Graf’s Geschichte der christlichen arabischen Literatur online!

A correspondant kindly drew my attention to an online resource for Islamic manuscripts.  The address is here:

http://www.islamicmanuscripts.info/reference/

The site includes all five volumes of Graf’s GCAL.  It may be 60 years old but it is still the only handbook of Christian Arabic literature.

The site also has a vast array of manuscript-related catalogues and resources.

Share

Syriac and Manichaean-related materials on a British Library blog

Via MedievalEgypt on Twitter I learn of a valuable post on Manichaean-related materials in the British Library, here, by Ursula Sims-Williams:

One of the most important sources in the British Library is the Syriac manuscript Add.12150 which contains the treatise Against the Manicheans by Titus (d. 378) of Bostra (Bosra, now in Syria), translated from Greek. This codex is additionally important, being the oldest known dated Syriac manuscript, in near perfect condition, and copied in Edessa in the year 723 of the Seleucid era (AD 411).

bl_add_12150_titus_end

The final page of Titus of Bostra’s treatise Against the Manicheans. Vellum, dated AD 411 (Add.12150, f.156r).

The article goes on to discuss the manuscript of the Prose Refutations by Ephraim the Syrian, and the efforts of Charles Mitchell to edit these.  I well remember digitising his translation and uploading it, years ago.  He was a casualty of WW1.

I hope that the BL Asian and African Studies blog will do more on Syriac materials!

Share

Life of Mar Aba – final version now online in English

I have collected together all the pieces of the Life of the 6th century patriarch of Persia, Mar Aba, and revised them slightly and uploaded them to the Additional Fathers collection, with an introduction.  The translation is here.

I made the translation, not from the original Syriac, but from the BKV German translation.  It’s probably a bit shaky at points; but, hey, it exists!

As ever, I place the material in the public domain.  Do whatever you like with it, personal, educational or commercial.

Share

Life of Mar Aba – chapter 41 (and end)

We may as well add today the conclusion of the Life of Mar Aba.

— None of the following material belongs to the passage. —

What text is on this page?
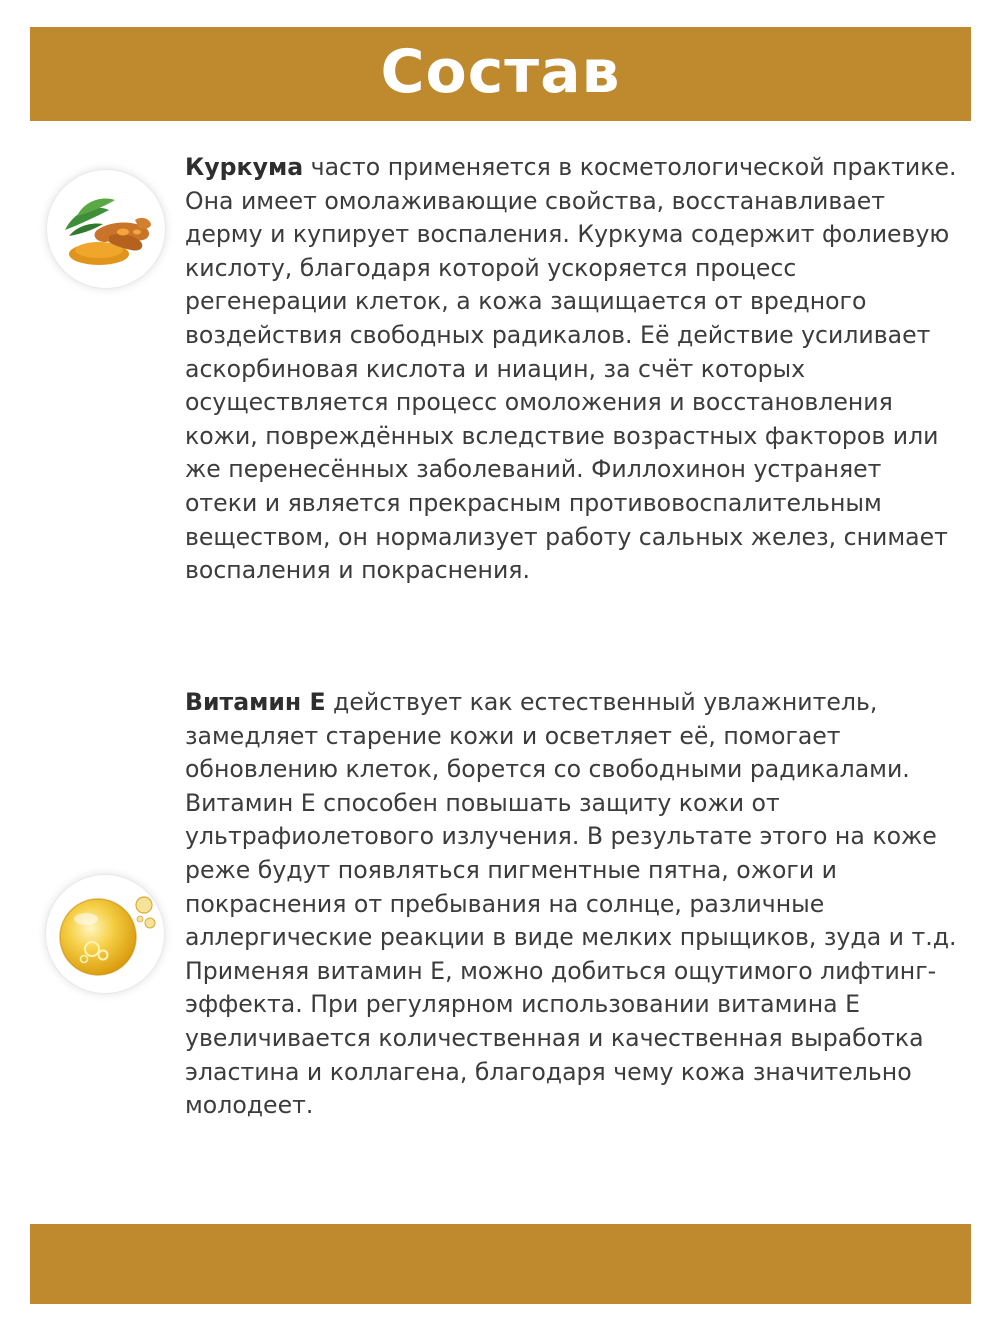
Состав

Куркума часто применяется в косметологической практике. Она имеет омолаживающие свойства, восстанавливает дерму и купирует воспаления. Куркума содержит фолиевую кислоту, благодаря которой ускоряется процесс регенерации клеток, а кожа защищается от вредного воздействия свободных радикалов. Её действие усиливает аскорбиновая кислота и ниацин, за счёт которых осуществляется процесс омоложения и восстановления кожи, повреждённых вследствие возрастных факторов или же перенесённых заболеваний. Филлохинон устраняет отеки и является прекрасным противовоспалительным веществом, он нормализует работу сальных желез, снимает воспаления и покраснения.

Витамин Е действует как естественный увлажнитель, замедляет старение кожи и осветляет её, помогает обновлению клеток, борется со свободными радикалами. Витамин Е способен повышать защиту кожи от ультрафиолетового излучения. В результате этого на коже реже будут появляться пигментные пятна, ожоги и покраснения от пребывания на солнце, различные аллергические реакции в виде мелких прыщиков, зуда и т.д. Применяя витамин Е, можно добиться ощутимого лифтинг-эффекта. При регулярном использовании витамина Е увеличивается количественная и качественная выработка эластина и коллагена, благодаря чему кожа значительно молодеет.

41.  In order to avoid wearying you, through hearing too much, let us pass over what God soon did through him and for his sake in many distant countries, through arbitrating disputes which Satan, the enemy of our nature, had aroused; then in the imprisonment, which he endured for seven years in Azerbaijan; then in the fetters which he wore for three years around his neck, hands and feet at the king’s court.

There is a lot of this, and in many parts; the mouth is unable to tell it all, and you already know much of it.

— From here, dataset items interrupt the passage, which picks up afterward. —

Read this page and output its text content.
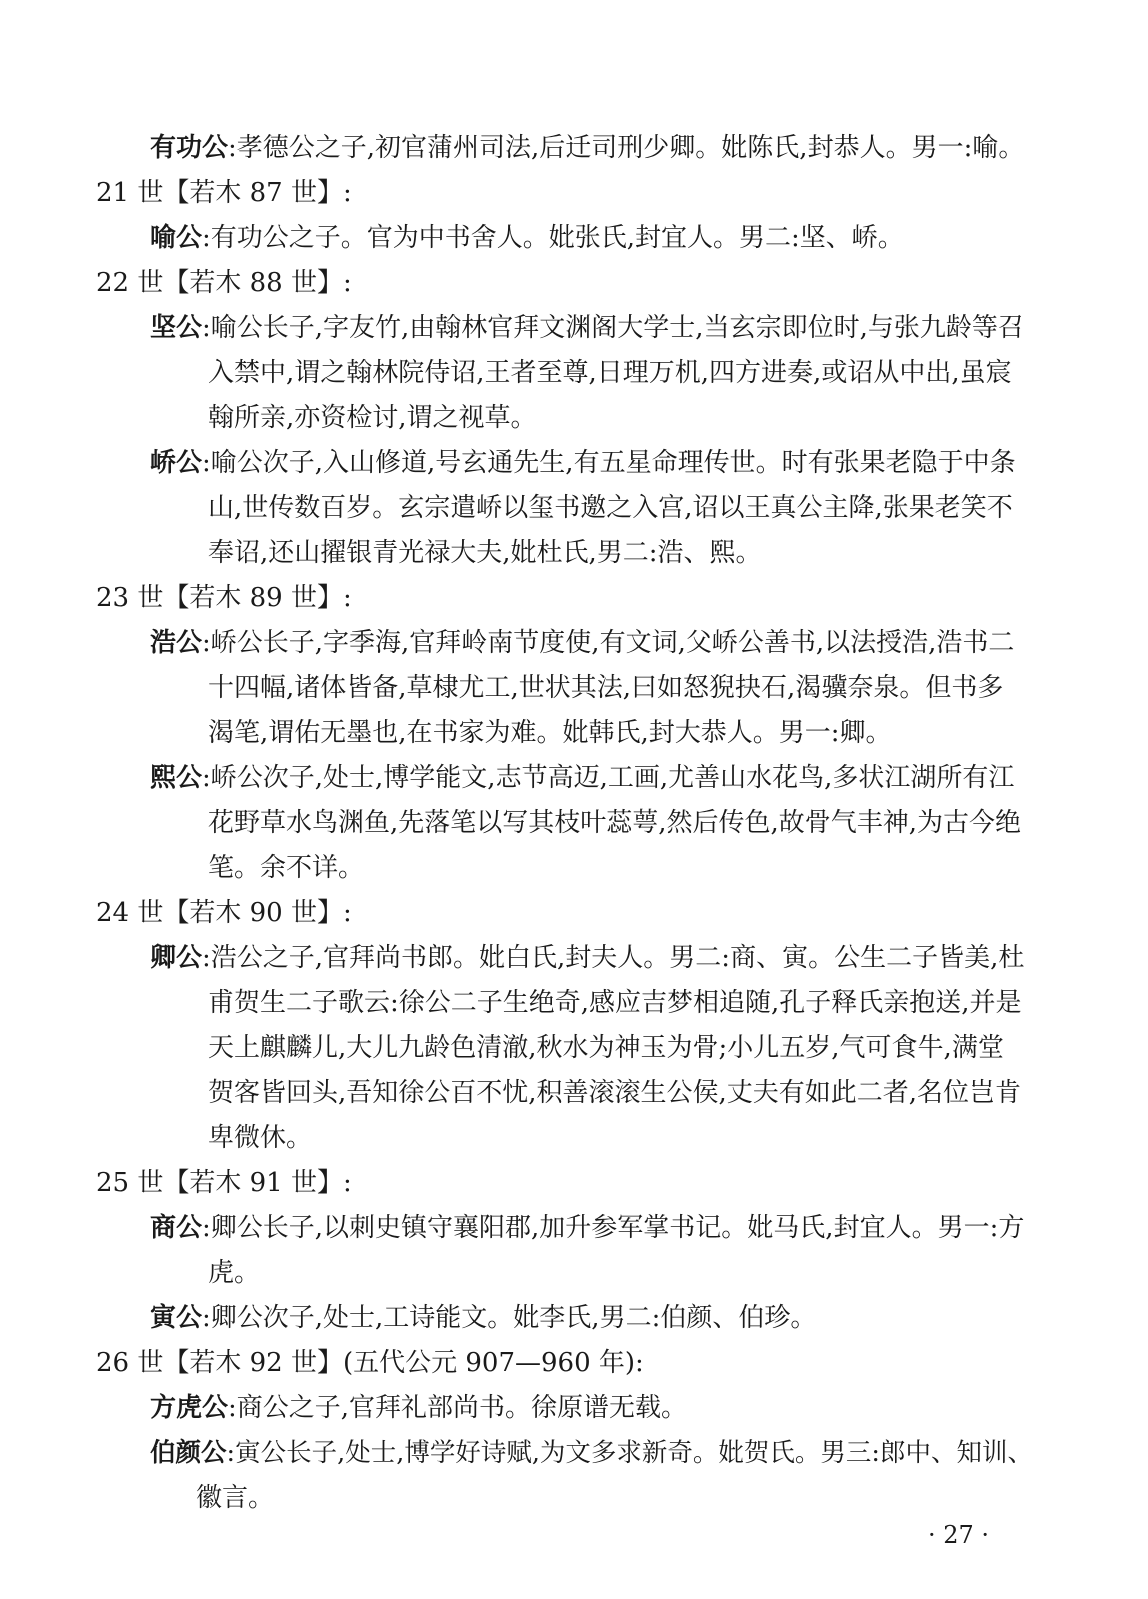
有功公:孝德公之子,初官蒲州司法,后迁司刑少卿。妣陈氏,封恭人。男一:喻。
21 世【若木 87 世】:
喻公:有功公之子。官为中书舍人。妣张氏,封宜人。男二:坚、峤。
22 世【若木 88 世】:
坚公:喻公长子,字友竹,由翰林官拜文渊阁大学士,当玄宗即位时,与张九龄等召
入禁中,谓之翰林院侍诏,王者至尊,日理万机,四方进奏,或诏从中出,虽宸
翰所亲,亦资检讨,谓之视草。
峤公:喻公次子,入山修道,号玄通先生,有五星命理传世。时有张果老隐于中条
山,世传数百岁。玄宗遣峤以玺书邀之入宫,诏以王真公主降,张果老笑不
奉诏,还山擢银青光禄大夫,妣杜氏,男二:浩、熙。
23 世【若木 89 世】:
浩公:峤公长子,字季海,官拜岭南节度使,有文词,父峤公善书,以法授浩,浩书二
十四幅,诸体皆备,草棣尤工,世状其法,曰如怒猊抉石,渴骥奈泉。但书多
渴笔,谓佑无墨也,在书家为难。妣韩氏,封大恭人。男一:卿。
熙公:峤公次子,处士,博学能文,志节高迈,工画,尤善山水花鸟,多状江湖所有江
花野草水鸟渊鱼,先落笔以写其枝叶蕊萼,然后传色,故骨气丰神,为古今绝
笔。余不详。
24 世【若木 90 世】:
卿公:浩公之子,官拜尚书郎。妣白氏,封夫人。男二:商、寅。公生二子皆美,杜
甫贺生二子歌云:徐公二子生绝奇,感应吉梦相追随,孔子释氏亲抱送,并是
天上麒麟儿,大儿九龄色清澈,秋水为神玉为骨;小儿五岁,气可食牛,满堂
贺客皆回头,吾知徐公百不忧,积善滚滚生公侯,丈夫有如此二者,名位岂肯
卑微休。
25 世【若木 91 世】:
商公:卿公长子,以刺史镇守襄阳郡,加升参军掌书记。妣马氏,封宜人。男一:方
虎。
寅公:卿公次子,处士,工诗能文。妣李氏,男二:伯颜、伯珍。
26 世【若木 92 世】(五代公元 907—960 年):
方虎公:商公之子,官拜礼部尚书。徐原谱无载。
伯颜公:寅公长子,处士,博学好诗赋,为文多求新奇。妣贺氏。男三:郎中、知训、
徽言。
· 27 ·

So we end our words with the words of the blessed David, and say: “Blessed is the people that has such a man, and blessed is the people at whose head stands such a man, to feed the flock of our Saviour Jesus Christ.”

Amen.

Share

Life of Mar Aba – chapter 40

Dead but not buried yet! (I have split up some of the monster sentences in this one).

40.  He was honoured for seven days in the cathedral, day and night, with scripture readings, hymns, sermons and spiritual songs, and all the hosts of believers from all the provinces took the blessings home, by means of small towels (ὠράριον) and garments, that they laid on his body.  Then the King of Kings and the Mobedan Mobed sent the Mobed (of the province?) and the judge and other magians to see whether it was the saint or not, because, out of fear and terror, they didn’t believe in his death.

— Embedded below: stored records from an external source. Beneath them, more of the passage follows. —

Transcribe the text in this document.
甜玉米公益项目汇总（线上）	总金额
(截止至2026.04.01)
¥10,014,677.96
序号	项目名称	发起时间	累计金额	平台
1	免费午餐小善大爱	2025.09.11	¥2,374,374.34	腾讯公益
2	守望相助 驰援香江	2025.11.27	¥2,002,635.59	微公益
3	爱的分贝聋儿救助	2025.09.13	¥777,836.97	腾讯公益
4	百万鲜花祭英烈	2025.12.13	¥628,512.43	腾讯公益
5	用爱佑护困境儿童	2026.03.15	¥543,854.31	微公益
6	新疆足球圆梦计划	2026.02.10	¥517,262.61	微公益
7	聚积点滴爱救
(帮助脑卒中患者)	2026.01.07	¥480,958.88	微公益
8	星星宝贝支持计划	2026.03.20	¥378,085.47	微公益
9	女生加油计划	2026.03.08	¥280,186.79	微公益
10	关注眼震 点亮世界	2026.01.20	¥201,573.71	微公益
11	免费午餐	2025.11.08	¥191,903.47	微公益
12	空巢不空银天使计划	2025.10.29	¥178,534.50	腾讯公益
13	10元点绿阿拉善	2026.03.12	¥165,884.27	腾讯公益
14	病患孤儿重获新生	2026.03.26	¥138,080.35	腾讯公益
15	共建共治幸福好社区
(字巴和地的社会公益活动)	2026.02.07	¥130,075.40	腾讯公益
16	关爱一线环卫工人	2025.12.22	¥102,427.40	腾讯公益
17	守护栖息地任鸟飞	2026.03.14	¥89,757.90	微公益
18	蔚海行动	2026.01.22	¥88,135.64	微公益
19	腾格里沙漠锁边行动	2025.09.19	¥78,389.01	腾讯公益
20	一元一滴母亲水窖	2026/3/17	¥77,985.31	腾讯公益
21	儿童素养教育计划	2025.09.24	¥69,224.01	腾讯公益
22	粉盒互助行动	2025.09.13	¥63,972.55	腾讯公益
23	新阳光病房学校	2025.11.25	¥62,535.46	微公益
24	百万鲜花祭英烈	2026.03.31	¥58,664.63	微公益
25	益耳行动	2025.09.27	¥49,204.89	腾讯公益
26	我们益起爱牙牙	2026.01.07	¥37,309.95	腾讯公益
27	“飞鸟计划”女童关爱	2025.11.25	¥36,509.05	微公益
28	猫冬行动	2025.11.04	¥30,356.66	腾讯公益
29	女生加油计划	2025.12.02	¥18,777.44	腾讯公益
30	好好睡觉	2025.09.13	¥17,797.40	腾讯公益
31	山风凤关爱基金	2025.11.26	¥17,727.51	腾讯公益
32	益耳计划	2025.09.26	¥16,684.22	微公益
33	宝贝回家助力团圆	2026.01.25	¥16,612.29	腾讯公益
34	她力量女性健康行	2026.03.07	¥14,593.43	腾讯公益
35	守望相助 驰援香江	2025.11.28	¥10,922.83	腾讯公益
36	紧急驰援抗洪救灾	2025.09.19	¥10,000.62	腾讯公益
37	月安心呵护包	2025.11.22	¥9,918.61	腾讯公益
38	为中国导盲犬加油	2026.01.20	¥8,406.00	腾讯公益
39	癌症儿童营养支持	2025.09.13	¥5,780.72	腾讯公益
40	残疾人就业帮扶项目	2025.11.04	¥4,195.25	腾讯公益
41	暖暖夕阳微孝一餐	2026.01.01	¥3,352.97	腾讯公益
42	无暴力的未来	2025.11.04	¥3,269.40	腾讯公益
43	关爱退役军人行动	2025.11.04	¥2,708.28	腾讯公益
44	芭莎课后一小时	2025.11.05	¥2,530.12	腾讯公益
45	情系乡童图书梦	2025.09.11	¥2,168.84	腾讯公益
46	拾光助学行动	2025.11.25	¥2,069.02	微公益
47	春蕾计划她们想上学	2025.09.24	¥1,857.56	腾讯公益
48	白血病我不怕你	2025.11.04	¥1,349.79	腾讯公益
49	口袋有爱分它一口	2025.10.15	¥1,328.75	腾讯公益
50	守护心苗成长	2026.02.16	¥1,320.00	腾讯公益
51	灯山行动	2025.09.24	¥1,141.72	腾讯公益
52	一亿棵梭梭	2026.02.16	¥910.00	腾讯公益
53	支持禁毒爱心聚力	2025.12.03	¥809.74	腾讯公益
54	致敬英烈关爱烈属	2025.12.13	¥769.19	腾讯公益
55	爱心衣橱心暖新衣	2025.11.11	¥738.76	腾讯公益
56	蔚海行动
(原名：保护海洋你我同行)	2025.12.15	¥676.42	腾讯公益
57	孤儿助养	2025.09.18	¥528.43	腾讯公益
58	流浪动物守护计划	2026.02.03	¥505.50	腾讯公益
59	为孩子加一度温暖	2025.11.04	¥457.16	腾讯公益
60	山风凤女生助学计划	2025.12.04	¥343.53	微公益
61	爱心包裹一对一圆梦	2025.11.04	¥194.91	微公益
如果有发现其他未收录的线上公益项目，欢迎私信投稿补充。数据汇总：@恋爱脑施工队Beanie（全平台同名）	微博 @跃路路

After these delegates had seen him, the body of the saint was placed on another bier (λεκτίκιον) and buried with great honour while spiritual songs were sung.  Countless multitudes eagerly honoured him with perfumes and lamps all the way through the city to the monastery of Seleucia.  Likewise the judges and magians who had been sent went before the litter (? BISPK’), in which the saint’s body was, and after he had been honoured through God’s almighty power, the magians returned, amazed and astonished at what they had seen and heard, to those who had sent them.

Thus the multitude lauded and praised God because of the wonderful things that happened at the death of the saint.

The King and the chief priest, the Mobedan Mobed, clearly wanted to make sure that Mar Aba did not stage a fake funeral and pop up somewhere out of their reach!